The intro to the album lays down the project's theme within the first couple bars, getting his team on the map, sniffing out fake supporters, and claiming himself as the biggest ATL rapper on the come up, which he ultimately proves as a worthy claim. On the first couple tracks “Papers” and “86 avirex freestyle” MARCO PLUS is hungry to spit bars at the same rate he is to leave old habits in the past, the two coagulating to create a tone that works up an appetite for more. “All Day Long” sets the precedent for feverous rants spliced by calculated sequencing, a dedication to his craft that keeps the 13 song album textured at every transition. Breathlessly zooming in and out of drum snares and trumpet reverbs; it's a race to the finish marked by timely water breaks and rest spots. Alongside features by Ben Reilly and WowGr8, the track plays like an or nothing rap battle, each artist amped up by the energy of the one that came before.

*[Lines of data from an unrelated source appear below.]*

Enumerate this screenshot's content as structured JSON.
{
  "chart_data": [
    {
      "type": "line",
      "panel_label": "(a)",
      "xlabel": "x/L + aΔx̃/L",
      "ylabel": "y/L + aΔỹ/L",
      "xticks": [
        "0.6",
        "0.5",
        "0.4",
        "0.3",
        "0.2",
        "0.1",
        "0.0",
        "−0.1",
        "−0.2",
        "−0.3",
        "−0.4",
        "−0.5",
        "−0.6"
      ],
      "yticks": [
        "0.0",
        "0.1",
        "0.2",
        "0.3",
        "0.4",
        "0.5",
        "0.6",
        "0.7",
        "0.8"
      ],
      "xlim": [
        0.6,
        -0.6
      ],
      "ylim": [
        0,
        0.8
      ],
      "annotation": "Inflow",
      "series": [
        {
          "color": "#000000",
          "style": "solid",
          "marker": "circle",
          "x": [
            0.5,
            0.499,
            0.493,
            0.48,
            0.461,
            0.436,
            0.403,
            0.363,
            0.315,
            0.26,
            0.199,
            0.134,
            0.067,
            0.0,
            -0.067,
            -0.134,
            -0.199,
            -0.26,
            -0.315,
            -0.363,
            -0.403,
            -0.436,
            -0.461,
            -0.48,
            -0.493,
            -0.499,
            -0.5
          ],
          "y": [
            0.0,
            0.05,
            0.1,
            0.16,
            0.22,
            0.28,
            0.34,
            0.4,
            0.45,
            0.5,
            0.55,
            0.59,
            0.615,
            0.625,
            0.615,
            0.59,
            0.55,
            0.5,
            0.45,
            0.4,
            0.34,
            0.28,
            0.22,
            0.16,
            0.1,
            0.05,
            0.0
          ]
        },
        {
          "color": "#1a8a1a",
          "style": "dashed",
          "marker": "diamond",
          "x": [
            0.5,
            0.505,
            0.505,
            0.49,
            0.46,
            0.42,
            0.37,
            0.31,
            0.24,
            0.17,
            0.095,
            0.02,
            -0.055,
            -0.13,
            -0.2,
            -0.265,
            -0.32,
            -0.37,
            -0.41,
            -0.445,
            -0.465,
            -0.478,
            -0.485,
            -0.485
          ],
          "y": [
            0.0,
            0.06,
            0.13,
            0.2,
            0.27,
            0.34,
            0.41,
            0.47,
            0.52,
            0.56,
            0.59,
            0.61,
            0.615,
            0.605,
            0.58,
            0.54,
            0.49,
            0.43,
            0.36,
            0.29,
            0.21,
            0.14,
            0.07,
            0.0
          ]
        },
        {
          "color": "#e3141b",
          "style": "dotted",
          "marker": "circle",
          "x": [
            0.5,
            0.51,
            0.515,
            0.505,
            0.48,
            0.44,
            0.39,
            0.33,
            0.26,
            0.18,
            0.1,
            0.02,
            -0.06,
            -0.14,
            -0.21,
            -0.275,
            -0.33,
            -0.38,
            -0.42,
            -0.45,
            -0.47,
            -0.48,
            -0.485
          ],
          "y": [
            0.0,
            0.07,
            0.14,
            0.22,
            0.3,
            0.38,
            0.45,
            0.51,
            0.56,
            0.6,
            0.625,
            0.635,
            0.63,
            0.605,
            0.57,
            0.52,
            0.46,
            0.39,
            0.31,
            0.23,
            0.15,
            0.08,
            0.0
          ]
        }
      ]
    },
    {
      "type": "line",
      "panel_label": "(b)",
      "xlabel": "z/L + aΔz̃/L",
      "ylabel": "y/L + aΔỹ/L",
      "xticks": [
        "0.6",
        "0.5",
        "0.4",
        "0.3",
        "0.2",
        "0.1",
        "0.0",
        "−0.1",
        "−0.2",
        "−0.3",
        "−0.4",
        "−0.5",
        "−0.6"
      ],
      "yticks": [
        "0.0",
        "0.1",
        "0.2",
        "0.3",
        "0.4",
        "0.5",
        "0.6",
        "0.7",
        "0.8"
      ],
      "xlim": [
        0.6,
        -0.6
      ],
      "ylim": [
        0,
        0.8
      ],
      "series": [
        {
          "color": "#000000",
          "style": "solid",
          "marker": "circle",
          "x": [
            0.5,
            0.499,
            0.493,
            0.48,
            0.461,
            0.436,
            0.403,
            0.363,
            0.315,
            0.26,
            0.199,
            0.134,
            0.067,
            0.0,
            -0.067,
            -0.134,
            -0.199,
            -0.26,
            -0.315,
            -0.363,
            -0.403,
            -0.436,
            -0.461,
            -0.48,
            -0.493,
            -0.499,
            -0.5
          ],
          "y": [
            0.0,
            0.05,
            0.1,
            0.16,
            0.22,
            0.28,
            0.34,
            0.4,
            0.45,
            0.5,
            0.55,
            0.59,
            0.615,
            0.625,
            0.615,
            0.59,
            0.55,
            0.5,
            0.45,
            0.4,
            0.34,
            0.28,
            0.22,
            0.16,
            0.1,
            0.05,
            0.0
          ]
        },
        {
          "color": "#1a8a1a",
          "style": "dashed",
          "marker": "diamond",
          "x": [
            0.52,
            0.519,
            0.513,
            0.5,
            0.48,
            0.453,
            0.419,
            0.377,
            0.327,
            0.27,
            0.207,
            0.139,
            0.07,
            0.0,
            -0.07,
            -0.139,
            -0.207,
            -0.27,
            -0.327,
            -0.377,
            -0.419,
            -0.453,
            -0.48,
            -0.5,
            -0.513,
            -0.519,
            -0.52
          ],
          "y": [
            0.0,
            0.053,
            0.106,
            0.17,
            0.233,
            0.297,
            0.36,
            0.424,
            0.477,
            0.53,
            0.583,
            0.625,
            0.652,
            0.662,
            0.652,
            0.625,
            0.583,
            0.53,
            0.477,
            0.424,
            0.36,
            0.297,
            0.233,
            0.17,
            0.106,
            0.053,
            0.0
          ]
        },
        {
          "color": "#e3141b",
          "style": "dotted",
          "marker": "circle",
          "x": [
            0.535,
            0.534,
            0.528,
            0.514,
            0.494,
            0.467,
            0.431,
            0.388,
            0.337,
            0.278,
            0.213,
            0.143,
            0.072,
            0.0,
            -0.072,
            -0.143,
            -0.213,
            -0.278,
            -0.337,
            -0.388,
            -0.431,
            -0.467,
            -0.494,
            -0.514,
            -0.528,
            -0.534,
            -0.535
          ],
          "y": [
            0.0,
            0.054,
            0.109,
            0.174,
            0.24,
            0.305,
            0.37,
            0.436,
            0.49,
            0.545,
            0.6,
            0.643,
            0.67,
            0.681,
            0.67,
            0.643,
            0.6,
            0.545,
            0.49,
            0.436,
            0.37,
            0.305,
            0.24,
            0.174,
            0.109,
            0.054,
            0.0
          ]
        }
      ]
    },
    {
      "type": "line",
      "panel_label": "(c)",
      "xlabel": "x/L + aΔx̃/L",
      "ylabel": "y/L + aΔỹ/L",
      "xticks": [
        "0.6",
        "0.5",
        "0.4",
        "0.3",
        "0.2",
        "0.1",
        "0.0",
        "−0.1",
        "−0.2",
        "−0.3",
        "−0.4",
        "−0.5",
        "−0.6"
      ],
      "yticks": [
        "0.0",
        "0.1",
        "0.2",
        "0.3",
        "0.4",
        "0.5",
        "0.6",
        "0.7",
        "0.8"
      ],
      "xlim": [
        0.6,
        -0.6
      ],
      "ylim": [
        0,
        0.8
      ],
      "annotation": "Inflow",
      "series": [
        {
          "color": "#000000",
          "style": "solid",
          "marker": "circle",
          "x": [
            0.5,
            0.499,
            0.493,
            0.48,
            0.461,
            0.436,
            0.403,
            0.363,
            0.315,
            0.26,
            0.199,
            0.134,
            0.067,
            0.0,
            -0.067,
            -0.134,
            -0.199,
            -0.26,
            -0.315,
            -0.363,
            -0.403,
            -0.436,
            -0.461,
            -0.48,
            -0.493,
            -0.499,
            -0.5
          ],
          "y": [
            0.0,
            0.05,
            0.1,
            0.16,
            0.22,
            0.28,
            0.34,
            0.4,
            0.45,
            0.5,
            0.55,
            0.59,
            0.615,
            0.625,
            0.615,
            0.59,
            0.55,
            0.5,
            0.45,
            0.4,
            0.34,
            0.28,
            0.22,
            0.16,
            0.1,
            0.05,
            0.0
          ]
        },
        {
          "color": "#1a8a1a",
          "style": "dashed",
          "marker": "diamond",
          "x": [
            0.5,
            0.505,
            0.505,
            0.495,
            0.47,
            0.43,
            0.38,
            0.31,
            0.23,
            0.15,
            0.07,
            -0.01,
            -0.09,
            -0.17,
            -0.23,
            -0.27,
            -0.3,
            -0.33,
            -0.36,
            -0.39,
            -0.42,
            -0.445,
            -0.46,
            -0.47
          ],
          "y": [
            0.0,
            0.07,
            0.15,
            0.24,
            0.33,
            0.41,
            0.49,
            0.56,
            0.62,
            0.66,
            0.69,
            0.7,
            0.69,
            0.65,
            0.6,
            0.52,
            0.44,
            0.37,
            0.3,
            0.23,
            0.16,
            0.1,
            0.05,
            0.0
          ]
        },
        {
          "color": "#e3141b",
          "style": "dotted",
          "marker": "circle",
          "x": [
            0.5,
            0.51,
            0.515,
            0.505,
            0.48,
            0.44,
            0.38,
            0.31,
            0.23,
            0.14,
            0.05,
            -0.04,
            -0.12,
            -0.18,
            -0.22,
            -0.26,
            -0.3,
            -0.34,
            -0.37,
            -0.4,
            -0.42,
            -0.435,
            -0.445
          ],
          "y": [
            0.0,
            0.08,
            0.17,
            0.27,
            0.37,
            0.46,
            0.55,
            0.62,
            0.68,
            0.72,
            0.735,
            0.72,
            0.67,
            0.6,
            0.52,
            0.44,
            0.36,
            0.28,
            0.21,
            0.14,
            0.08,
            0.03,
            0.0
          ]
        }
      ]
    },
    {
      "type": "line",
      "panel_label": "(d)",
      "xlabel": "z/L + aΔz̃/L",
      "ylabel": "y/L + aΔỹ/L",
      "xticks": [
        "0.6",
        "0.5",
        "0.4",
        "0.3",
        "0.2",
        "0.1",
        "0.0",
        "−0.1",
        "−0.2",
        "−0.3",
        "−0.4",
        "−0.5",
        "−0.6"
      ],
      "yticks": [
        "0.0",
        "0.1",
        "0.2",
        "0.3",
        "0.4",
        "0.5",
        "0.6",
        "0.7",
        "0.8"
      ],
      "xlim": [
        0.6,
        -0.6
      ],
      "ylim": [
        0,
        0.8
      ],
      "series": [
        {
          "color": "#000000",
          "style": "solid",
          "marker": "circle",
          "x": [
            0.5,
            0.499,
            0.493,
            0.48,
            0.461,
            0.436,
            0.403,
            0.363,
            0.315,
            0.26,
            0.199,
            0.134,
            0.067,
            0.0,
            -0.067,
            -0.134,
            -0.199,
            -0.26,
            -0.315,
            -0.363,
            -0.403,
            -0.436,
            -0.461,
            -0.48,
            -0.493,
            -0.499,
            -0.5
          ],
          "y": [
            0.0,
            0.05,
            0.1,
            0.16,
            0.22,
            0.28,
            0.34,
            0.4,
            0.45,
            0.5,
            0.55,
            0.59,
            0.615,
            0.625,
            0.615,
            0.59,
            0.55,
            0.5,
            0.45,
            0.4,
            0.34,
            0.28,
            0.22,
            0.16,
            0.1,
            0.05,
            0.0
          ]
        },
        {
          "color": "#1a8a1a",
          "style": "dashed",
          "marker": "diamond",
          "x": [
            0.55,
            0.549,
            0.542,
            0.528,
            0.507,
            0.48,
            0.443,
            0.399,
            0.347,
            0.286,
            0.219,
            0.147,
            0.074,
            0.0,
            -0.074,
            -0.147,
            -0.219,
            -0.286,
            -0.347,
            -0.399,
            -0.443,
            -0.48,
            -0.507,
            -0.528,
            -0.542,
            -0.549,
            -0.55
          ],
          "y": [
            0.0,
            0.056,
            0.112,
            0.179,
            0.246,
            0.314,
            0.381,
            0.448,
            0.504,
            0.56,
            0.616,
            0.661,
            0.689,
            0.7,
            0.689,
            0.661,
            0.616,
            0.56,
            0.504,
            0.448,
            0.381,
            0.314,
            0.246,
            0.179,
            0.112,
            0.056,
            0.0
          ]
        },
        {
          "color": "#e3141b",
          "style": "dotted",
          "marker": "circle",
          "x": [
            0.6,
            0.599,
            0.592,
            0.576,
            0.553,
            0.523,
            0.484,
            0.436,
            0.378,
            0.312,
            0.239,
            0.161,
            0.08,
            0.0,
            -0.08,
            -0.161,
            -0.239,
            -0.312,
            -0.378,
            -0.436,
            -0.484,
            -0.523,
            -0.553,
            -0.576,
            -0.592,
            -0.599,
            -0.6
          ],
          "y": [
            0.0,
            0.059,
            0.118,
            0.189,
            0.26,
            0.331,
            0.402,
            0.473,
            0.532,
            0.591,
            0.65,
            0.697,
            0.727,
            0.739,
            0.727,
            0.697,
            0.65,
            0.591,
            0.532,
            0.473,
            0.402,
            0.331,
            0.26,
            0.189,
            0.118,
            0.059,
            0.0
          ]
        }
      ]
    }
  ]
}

Yet what translates the young artist's talent from seemingly underground style to worthy of mainstream attention is his visceral anecdotes that tip toe on astute observations of the world around him. The project's most explosive moments come from his ability to maintain a constant stream of consciousness that flows from gloating about rewards of the come up to bars about the uncertainty of life in the streets. On “Some Sins {Necessary}” he’s riding through his old neighborhood streets with clear hindsight, lingering on his past without conceding to it, “I grew up around some gangstas, they accepted me as gang but I was never in the gang, I never been a lame I just never steered that lane, cause I was peddling to fame.” This open narrative feels like a passive conversation had while reconnecting with a childhood friend. On “hiiiasf!” He's having fun coming up with word games and hooks about weed and getting high, but only lingers on the pastime briefly before the high wears off and he’s looking out for his city, urging his friends to get out like he did on “Get Like Me.” This vivid transparency allows you to get to know PLUS on a personal level like he’s invited you into the memory files of his own mind, but even more it gets you to understand where he’s coming from when he dives deeper than recreational drugs and admiring avirex jackets. On “lead soliloquy” he relives his past struggles with mental health, “Always tired I've been feeling depressed, make me wanna pop a xan don’t give a shit if it's pressed, trying to get rid of this feeling that sit on my chest.”

Labeling MARCO PLUS as a hungry artist would be a true yet understated way to introduce him. He’s focused on his craft with a sharp vision for the path he’s planned out for himself, and speaking from the wide-eyed, all-seeing perspective that he does, it’s hard not to believe in him as much as he believes in himself.